MAKALAH
OLEH:
DEWI MULFIYANTI
(P1800216006)
PROGRAM PASCASARJANA
UNIVERSITAS HASANUDDIN
MAKASSAR
2016
International Labour Organization (ILO) memperkirakan bahwa di seluruh
dunia setiap tahunnya 2,2 juta orang meninggal karena kecelakaan dan penyakit
akibat kerja. (Jaya et al., 2013). Hal ini dapat disebabkan karena postur kerja
yang tidak alamiah (tidak ergonomis), tenaga yang berlebihan, pengulangan
berkali- kali (repetitive motion), dan postur kerja statis (static posture),
waktu bekerja yang cukup lama, sifat pekerjaan yang monoton, dan sarana
prasarana kerja yang tidak sesuai dengan antropometri pekerja. (Wahyono
& Saloko, 2014).
Penyakit Akibat Kerja (PAK) yang disebabkan oleh keadaan yang tidak
ergonomis antara lain adalah gangguan Musculoskeletal Disorders (MSDs). (Jaya
et al., 2013). Gangguan muskuloskeletal dapat mengakibatkan penurunan
produktivitas, kehilangan waktu kerja, peningkatan risiko penyakit akibat
kerja (PAK) dan meningkatkan pengeluaran biaya untuk kompensasi pekerja.

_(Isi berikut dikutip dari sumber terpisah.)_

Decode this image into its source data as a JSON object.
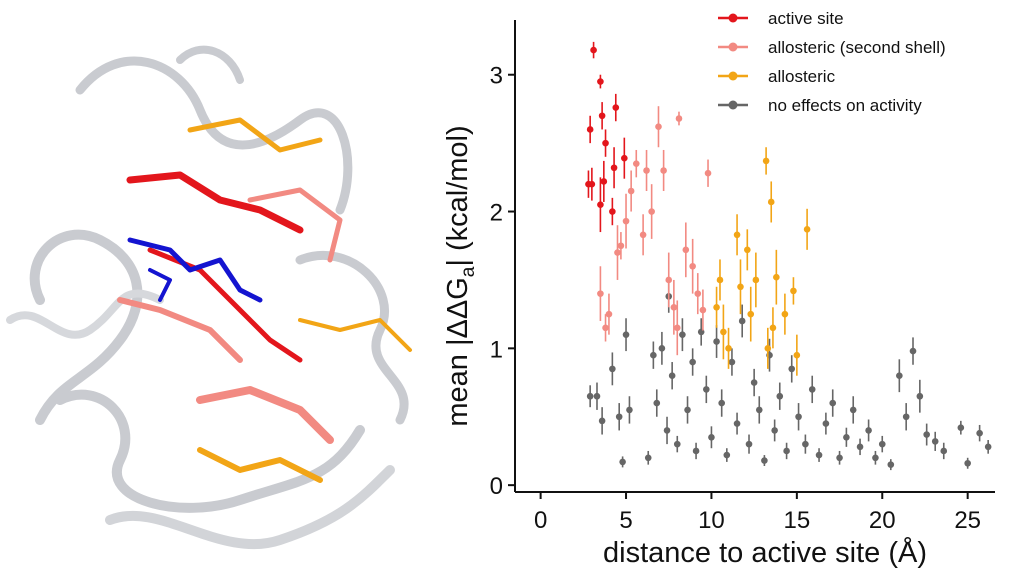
{
  "chart_data": {
    "type": "scatter",
    "xlabel": "distance to active site (Å)",
    "ylabel": [
      "mean |ΔΔG",
      "a",
      "| (kcal/mol)"
    ],
    "xlim": [
      -1.5,
      26.6
    ],
    "ylim": [
      -0.05,
      3.4
    ],
    "xticks": [
      0,
      5,
      10,
      15,
      20,
      25
    ],
    "yticks": [
      0,
      1,
      2,
      3
    ],
    "series": [
      {
        "name": "active site",
        "color": "#e3161c",
        "x": [
          2.9,
          3.1,
          2.8,
          3.0,
          3.5,
          3.6,
          3.5,
          3.7,
          3.8,
          4.3,
          4.4,
          4.9,
          4.2
        ],
        "values": [
          2.6,
          3.18,
          2.2,
          2.2,
          2.05,
          2.7,
          2.95,
          2.22,
          2.5,
          2.32,
          2.76,
          2.39,
          2.0
        ],
        "errors": [
          0.1,
          0.06,
          0.1,
          0.12,
          0.2,
          0.1,
          0.05,
          0.15,
          0.1,
          0.15,
          0.1,
          0.15,
          0.1
        ]
      },
      {
        "name": "allosteric (second shell)",
        "color": "#f28a82",
        "x": [
          3.5,
          4.0,
          4.5,
          5.0,
          5.3,
          5.6,
          6.2,
          6.5,
          6.9,
          7.2,
          7.5,
          7.8,
          8.1,
          8.5,
          8.9,
          9.2,
          9.5,
          9.8,
          4.7,
          3.8,
          6.0,
          8.0
        ],
        "values": [
          1.4,
          1.25,
          1.7,
          1.93,
          2.15,
          2.35,
          2.3,
          2.0,
          2.62,
          2.3,
          1.5,
          1.3,
          2.68,
          1.72,
          1.6,
          1.4,
          1.28,
          2.28,
          1.75,
          1.15,
          1.83,
          1.15
        ],
        "errors": [
          0.2,
          0.15,
          0.2,
          0.2,
          0.15,
          0.1,
          0.15,
          0.2,
          0.15,
          0.15,
          0.2,
          0.2,
          0.05,
          0.2,
          0.2,
          0.15,
          0.15,
          0.1,
          0.1,
          0.1,
          0.15,
          0.2
        ]
      },
      {
        "name": "allosteric",
        "color": "#f2a516",
        "x": [
          10.5,
          10.3,
          10.7,
          11.0,
          11.5,
          11.7,
          12.1,
          12.3,
          13.2,
          13.5,
          13.6,
          13.8,
          14.3,
          14.8,
          15.6,
          13.3,
          12.6,
          15.0
        ],
        "values": [
          1.5,
          1.3,
          1.12,
          1.0,
          1.83,
          1.45,
          1.72,
          1.25,
          2.37,
          2.07,
          1.15,
          1.52,
          1.25,
          1.42,
          1.87,
          1.0,
          1.5,
          0.95
        ],
        "errors": [
          0.15,
          0.15,
          0.2,
          0.15,
          0.15,
          0.2,
          0.15,
          0.2,
          0.1,
          0.15,
          0.15,
          0.2,
          0.15,
          0.1,
          0.15,
          0.15,
          0.2,
          0.15
        ]
      },
      {
        "name": "no effects on activity",
        "color": "#666666",
        "x": [
          2.9,
          3.3,
          3.6,
          4.2,
          4.6,
          4.8,
          5.0,
          5.2,
          6.3,
          6.6,
          6.8,
          7.1,
          7.4,
          7.5,
          7.7,
          8.0,
          8.3,
          8.6,
          8.9,
          9.1,
          9.4,
          9.7,
          10.0,
          10.3,
          10.6,
          10.9,
          11.2,
          11.5,
          11.8,
          12.2,
          12.5,
          12.8,
          13.1,
          13.4,
          13.7,
          14.0,
          14.4,
          14.7,
          15.1,
          15.5,
          15.9,
          16.3,
          16.7,
          17.1,
          17.5,
          17.9,
          18.3,
          18.7,
          19.2,
          19.6,
          20.0,
          20.5,
          21.0,
          21.4,
          21.8,
          22.2,
          22.6,
          23.1,
          23.6,
          24.6,
          25.0,
          25.7,
          26.2
        ],
        "values": [
          0.65,
          0.65,
          0.47,
          0.85,
          0.5,
          0.17,
          1.1,
          0.55,
          0.2,
          0.95,
          0.6,
          1.0,
          0.4,
          1.38,
          0.8,
          0.3,
          1.1,
          0.55,
          0.9,
          0.25,
          1.12,
          0.7,
          0.35,
          1.05,
          0.6,
          0.22,
          0.9,
          0.45,
          1.2,
          0.3,
          0.75,
          0.55,
          0.18,
          0.95,
          0.4,
          0.65,
          0.25,
          0.85,
          0.5,
          0.3,
          0.7,
          0.22,
          0.45,
          0.6,
          0.2,
          0.35,
          0.55,
          0.28,
          0.4,
          0.2,
          0.3,
          0.15,
          0.8,
          0.5,
          0.98,
          0.65,
          0.37,
          0.32,
          0.25,
          0.42,
          0.16,
          0.38,
          0.28
        ],
        "errors": [
          0.08,
          0.1,
          0.1,
          0.12,
          0.1,
          0.04,
          0.12,
          0.1,
          0.05,
          0.1,
          0.1,
          0.12,
          0.1,
          0.12,
          0.1,
          0.06,
          0.12,
          0.1,
          0.1,
          0.06,
          0.1,
          0.1,
          0.08,
          0.12,
          0.1,
          0.05,
          0.1,
          0.08,
          0.12,
          0.07,
          0.1,
          0.1,
          0.04,
          0.12,
          0.08,
          0.1,
          0.06,
          0.1,
          0.1,
          0.07,
          0.1,
          0.05,
          0.08,
          0.1,
          0.05,
          0.07,
          0.1,
          0.06,
          0.08,
          0.05,
          0.06,
          0.04,
          0.12,
          0.1,
          0.1,
          0.12,
          0.08,
          0.07,
          0.06,
          0.05,
          0.04,
          0.06,
          0.05
        ]
      }
    ]
  }
}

(Wahyono & Saloko, 2014). Pada artikel yang ditulis oleh Putranto et al.,
(2014), berdasarkan data riset yang dilakukan oleh International Labour
Organization (2003) menemukan bahwa setiap hari rata-rata 6.000 orang
meninggal, setara dengan satu orang setiap 15 detik, atau 2,2 juta orang per
tahun akibat kecelakaan kerja maupun penyakit akibat kerja.
Keluhan MSDs bersifat akumulatif seiring dengan masa kerja seseorang.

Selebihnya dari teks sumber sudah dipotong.